As forças militares de Israel relataram a eliminação de dois operadores financeiros-chave ligados ao Hamas e à Jihad Islâmica Palestina em 21 de junho, marcando o mais recente em uma série de ataques direcionados voltados diretamente para as redes financeiras dos grupos militantes. Os operadores, Hussein Qadra e Mohammed Farra, supostamente ajudaram a transferir mais de 500 milhões de shekels, cerca de US$ 140 milhões, para o Hamas.
A IDF identificou Qadra e Farra como nós críticos em uma rede de financiamento que apoiou as operações militares do Hamas na Faixa de Gaza. No início de junho, forças israelenses atacaram Khader Jamasi, descrito como gerente das operações de transferência de fundos em Gaza, junto com seu associado Muhammad Harazin. Ambos supostamente estiveram envolvidos no movimento de dezenas de milhões de dólares para o Hamas por meio de métodos tradicionais semelhantes.
Entre 2021 e 2023, vários relatórios documentaram o Hamas utilizando ativamente criptomoedas para arrecadação de fundos. O grupo solicitou doações em bitcoin, utilizou plataformas de exchange e experimentou várias moedas digitais para contornar restrições e sanções bancárias tradicionais.
Essa história torna a ausência atual de qualquer vínculo com cripto verdadeiramente interessante. Os operativos eliminados em junho de 2026, em múltiplos ataques, estavam todos gerenciando o que parece ser operações tradicionais de transferência de dinheiro. Nenhuma carteira apreendida, nenhuma análise de blockchain citada, nenhuma conta de exchange congelada.
Uma possível explicação é que o aumento da fiscalização regulatória e da análise de blockchain tornou a criptomoeda um canal mais arriscado para o financiamento militante do que era há três ou quatro anos. Empresas como Chainalysis e Elliptic desenvolveram linhas de negócios inteiras em torno do rastreamento de fluxos ilícitos de criptomoedas, e agências de aplicação da lei em todo o mundo melhoraram significativamente na rastreabilidade de transações digitais.
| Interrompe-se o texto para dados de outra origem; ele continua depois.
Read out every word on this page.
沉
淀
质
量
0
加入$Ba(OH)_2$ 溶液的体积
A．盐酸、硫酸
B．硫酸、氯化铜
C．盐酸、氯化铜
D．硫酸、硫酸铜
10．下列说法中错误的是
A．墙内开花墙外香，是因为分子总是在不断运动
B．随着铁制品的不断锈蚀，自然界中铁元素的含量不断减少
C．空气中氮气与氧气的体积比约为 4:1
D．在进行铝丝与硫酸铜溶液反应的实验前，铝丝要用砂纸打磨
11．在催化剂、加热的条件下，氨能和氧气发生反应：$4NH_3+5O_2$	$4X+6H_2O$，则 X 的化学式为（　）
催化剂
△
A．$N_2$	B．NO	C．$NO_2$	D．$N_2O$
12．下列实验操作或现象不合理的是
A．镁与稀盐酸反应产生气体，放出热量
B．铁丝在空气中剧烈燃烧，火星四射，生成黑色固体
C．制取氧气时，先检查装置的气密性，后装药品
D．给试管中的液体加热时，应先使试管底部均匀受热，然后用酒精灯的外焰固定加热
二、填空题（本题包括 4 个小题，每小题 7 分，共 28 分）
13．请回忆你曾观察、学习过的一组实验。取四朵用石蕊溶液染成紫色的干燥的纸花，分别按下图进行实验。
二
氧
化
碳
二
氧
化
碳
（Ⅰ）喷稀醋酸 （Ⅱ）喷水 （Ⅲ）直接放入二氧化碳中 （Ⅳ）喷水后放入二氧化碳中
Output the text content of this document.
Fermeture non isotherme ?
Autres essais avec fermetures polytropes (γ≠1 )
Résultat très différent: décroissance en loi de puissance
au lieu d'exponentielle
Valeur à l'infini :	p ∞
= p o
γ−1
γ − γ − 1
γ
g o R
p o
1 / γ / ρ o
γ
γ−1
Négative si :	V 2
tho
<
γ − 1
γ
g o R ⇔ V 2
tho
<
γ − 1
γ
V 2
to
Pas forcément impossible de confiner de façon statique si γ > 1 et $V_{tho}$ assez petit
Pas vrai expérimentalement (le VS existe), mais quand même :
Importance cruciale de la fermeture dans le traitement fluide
Outra possibilidade é que a escala do financiamento envolvida, US$ 140 milhões por meio de uma única rede, funcione simplesmente melhor por meio de sistemas estabelecidos de transferência de valor informal, como redes hawala, que operam na região há séculos e não deixam o tipo de livro público imutável que as blockchains produzem.
A Força-Tarefa de Ação Financeira (FATF) e os reguladores nacionais passaram anos construindo estruturas para monitorar o uso da criptomoeda no financiamento ilícito. O fato de que o Hamas aparentemente deixou de usar criptomoedas pode ser interpretado como evidência de que as regulamentações existentes e a transparência da blockchain estão funcionando. Se até organizações militantes sob sanções encontram a criptomoeda muito transparente ou muito arriscada para uso em escala, isso enfraquece a narrativa de que ativos digitais são principalmente ferramentas para financiamento ilícito.
Empresas que se especializam em forense de blockchain e monitoramento de transações se beneficiarão da demanda contínua do governo por seus serviços, independentemente de a ameaça atual envolver cripto ou não.